Say you’ve got a hypervisor (proxmox, xcp-ng) running a VM, running services and docker containers. You can snapshot and back up the virtual disk to a NAS. You can run Timeshift to back up the OS in the VM. You can use borgbackup to grab your service’s data, maybe even the docker compose files.

How deep do you go? Is there such a thing as having too much redundant data? What do you think is the most practical “depth” to reach to make restoration easy without having to manage too many layers?

I’m intentionally being vague because I want to hear opinions for different situations. A homelab is very different than a datacenter, and I don’t know what the “standard” backup strategy is for either. My own setup involves a homelab proxmox cluster backing up all of the above (disk images, docker compose files, etc) to my NAS, backing up to another NAS off-site. I always think “but what if I don’t want to restore to a hypervisor later and instead need to spin up the containers on a bare metal machine as fast as possible”, as unlikely as that scenario is. I can’t help but feel much of it is a waste of storage.

  1. Make a list of all the things you want/need to backup.
  2. Implement your backup strategy
  3. Try to restore all items from list in 1. If you fail with any item revise or enhance your backup strategy and restart.

in a home lab it is mostly ‘apatite for risk vs budget authority (WAF)’

WAF is the good ol Wife Acceptance Factor, just in case someone does not know.

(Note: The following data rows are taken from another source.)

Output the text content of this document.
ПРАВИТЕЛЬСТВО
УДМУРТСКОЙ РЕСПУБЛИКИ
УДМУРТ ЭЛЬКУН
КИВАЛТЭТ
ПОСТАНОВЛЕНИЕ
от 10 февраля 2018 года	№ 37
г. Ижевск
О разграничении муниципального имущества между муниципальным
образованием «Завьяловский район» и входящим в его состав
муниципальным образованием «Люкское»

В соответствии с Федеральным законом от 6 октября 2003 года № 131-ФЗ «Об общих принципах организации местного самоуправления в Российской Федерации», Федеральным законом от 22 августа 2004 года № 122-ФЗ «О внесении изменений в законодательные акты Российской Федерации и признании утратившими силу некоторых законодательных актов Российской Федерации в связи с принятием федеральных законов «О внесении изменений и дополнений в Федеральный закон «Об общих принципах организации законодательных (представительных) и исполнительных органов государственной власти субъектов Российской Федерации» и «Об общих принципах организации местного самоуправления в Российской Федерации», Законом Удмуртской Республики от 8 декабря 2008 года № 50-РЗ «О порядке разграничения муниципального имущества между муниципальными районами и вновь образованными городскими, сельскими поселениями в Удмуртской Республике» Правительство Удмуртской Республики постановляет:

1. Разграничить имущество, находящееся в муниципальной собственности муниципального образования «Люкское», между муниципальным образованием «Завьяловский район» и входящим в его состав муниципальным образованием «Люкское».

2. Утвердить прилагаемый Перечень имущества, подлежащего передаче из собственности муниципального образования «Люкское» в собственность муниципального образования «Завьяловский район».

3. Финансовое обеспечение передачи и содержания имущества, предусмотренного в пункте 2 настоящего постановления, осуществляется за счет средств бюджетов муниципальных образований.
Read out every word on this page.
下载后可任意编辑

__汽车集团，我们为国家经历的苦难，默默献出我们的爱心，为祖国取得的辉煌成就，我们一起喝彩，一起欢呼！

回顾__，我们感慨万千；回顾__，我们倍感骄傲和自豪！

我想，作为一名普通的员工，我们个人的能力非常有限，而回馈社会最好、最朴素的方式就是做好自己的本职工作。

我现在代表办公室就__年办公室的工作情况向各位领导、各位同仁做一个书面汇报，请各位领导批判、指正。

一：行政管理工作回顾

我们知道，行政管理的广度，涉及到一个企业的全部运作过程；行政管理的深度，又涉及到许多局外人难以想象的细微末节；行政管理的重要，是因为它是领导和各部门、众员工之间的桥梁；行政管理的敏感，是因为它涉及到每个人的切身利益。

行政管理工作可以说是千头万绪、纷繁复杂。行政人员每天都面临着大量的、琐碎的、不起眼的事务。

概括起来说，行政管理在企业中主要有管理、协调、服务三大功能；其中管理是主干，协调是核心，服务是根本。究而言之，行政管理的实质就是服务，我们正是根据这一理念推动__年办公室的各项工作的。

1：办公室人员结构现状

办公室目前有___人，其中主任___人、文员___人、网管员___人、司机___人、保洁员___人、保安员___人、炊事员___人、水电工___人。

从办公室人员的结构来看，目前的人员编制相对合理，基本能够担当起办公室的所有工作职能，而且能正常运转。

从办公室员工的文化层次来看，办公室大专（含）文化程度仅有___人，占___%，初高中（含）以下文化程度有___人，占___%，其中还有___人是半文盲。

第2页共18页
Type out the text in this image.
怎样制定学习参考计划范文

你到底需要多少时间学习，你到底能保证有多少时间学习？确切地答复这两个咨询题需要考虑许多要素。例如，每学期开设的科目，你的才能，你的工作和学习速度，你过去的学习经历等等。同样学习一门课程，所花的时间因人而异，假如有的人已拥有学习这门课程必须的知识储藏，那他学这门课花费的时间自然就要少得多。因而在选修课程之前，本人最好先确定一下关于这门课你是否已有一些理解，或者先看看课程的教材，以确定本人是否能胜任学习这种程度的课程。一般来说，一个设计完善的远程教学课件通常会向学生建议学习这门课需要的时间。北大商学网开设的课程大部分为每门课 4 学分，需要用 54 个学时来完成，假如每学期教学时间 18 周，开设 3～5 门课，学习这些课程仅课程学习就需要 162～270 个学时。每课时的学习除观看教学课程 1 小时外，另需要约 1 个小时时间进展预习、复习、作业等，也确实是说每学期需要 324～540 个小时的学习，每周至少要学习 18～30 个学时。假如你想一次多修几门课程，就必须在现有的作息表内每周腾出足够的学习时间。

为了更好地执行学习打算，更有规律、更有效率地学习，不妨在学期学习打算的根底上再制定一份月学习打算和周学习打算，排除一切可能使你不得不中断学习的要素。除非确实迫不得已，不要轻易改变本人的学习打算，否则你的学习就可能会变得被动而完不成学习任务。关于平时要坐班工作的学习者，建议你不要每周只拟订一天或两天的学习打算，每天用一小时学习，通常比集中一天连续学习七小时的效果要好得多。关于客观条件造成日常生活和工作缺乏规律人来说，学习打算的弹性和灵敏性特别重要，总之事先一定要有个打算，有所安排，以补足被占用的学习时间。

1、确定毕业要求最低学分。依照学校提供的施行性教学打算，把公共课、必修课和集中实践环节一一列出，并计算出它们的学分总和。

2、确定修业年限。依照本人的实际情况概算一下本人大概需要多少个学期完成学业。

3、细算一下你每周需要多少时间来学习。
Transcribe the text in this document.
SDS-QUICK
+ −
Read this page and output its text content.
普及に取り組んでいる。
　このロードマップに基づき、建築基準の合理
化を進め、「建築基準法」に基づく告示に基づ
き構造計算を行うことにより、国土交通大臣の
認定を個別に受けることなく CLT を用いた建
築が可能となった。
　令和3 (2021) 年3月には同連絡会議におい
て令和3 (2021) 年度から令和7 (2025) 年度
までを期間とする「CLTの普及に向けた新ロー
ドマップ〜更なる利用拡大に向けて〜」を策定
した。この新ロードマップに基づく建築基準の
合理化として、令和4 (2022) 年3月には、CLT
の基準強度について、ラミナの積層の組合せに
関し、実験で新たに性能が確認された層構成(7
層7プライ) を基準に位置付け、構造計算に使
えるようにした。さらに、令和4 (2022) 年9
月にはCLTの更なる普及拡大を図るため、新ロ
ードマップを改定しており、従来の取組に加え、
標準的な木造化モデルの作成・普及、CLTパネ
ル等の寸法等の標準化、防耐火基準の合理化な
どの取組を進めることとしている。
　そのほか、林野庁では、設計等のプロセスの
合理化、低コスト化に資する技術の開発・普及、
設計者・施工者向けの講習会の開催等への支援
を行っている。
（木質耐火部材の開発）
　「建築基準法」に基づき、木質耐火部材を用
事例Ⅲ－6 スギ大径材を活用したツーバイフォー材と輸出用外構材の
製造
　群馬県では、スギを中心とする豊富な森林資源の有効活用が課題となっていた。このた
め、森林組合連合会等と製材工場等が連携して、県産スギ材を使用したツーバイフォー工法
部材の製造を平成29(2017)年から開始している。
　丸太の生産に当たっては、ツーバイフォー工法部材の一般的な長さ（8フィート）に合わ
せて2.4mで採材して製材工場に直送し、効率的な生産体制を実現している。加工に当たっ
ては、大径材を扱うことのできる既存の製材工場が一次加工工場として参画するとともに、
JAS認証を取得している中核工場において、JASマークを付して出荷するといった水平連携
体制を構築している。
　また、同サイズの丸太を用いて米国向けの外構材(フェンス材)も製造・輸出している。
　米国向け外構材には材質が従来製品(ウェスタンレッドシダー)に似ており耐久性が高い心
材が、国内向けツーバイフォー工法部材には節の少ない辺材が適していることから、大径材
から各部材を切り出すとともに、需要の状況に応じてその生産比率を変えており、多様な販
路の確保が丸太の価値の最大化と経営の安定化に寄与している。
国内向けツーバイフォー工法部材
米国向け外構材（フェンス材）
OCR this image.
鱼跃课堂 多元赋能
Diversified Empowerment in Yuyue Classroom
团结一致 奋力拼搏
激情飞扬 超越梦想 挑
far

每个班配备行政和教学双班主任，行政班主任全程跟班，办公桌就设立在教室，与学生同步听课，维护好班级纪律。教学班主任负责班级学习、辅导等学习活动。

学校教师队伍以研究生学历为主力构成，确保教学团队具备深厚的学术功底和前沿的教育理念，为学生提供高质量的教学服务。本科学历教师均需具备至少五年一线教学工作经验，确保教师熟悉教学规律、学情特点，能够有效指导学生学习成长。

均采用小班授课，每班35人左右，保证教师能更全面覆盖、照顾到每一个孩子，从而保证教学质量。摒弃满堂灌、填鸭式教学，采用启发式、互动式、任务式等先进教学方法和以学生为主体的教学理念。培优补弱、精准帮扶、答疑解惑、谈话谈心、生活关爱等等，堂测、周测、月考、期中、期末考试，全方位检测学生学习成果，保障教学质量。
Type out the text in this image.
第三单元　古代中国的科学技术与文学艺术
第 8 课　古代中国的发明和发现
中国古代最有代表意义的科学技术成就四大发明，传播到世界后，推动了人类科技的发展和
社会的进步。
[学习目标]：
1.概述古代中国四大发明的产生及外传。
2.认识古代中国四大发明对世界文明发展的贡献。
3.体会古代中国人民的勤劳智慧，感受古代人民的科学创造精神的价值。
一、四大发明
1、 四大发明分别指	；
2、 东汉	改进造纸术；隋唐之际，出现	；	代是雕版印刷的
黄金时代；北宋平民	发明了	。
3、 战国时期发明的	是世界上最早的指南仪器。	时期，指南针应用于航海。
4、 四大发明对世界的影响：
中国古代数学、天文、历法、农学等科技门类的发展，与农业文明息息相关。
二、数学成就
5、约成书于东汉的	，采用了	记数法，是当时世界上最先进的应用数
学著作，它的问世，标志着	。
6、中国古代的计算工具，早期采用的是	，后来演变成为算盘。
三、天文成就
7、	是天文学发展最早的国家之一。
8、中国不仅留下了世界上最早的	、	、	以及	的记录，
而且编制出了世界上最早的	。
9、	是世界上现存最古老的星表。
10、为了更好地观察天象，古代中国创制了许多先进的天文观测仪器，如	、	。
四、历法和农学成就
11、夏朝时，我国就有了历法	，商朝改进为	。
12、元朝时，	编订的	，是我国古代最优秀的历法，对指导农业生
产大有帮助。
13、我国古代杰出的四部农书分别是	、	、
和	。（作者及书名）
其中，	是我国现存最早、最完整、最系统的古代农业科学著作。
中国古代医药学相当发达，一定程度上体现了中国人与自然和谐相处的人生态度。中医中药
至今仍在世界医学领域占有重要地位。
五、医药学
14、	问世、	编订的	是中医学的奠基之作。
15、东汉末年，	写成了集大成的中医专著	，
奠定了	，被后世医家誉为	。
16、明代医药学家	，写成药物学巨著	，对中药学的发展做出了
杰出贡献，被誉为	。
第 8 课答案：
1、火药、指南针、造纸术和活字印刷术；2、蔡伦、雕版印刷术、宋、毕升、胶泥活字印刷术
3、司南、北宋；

so in the advent of a disaster, and a need to recover something usable quickly, statements like ‘what if i want…’ really do not matter. you WILL do what is needed to recover quickly. if that is a NUC with ProxMox because you found the hardware at a garage sale, then so be it.

for my home lab i have a ZFS clone of my user storage, and VM dumps that i grab monthly. that is all. i have had to recover once.

at my datacenter at work, i have far more.

1 Like

You can treat your VMs as physical systems and do backups from inside the OS if you want to. Entirely practical for a small number of VMs. You’ll need to log a little bit of additional info though, like disk sizes (dump partition layout), how much memory & CPU is allocated and which networks it was connected, in order to allow quickly recreating the VM. Slower to restore, and gets pretty unwieldy with a large number of VMs.

Generally the better option is to backup the VMs and rely on that. Will have all your data in there. Very quick to restore. Should be possible to extract select files from the image if required. etc.

They key to backups isn’t how you copy the data, it’s making sure you’ve got all of it, making sure you do it often enough, ensuring you’ve got enough copies and that they’re not all in one vulnerable location, that you can both backup and restore in a reasonable time, and double and triple checking that all of this is true and will work when you really need it.

1 Like

If you’re using Proxmox, Proxmox Backup Server has deduplication.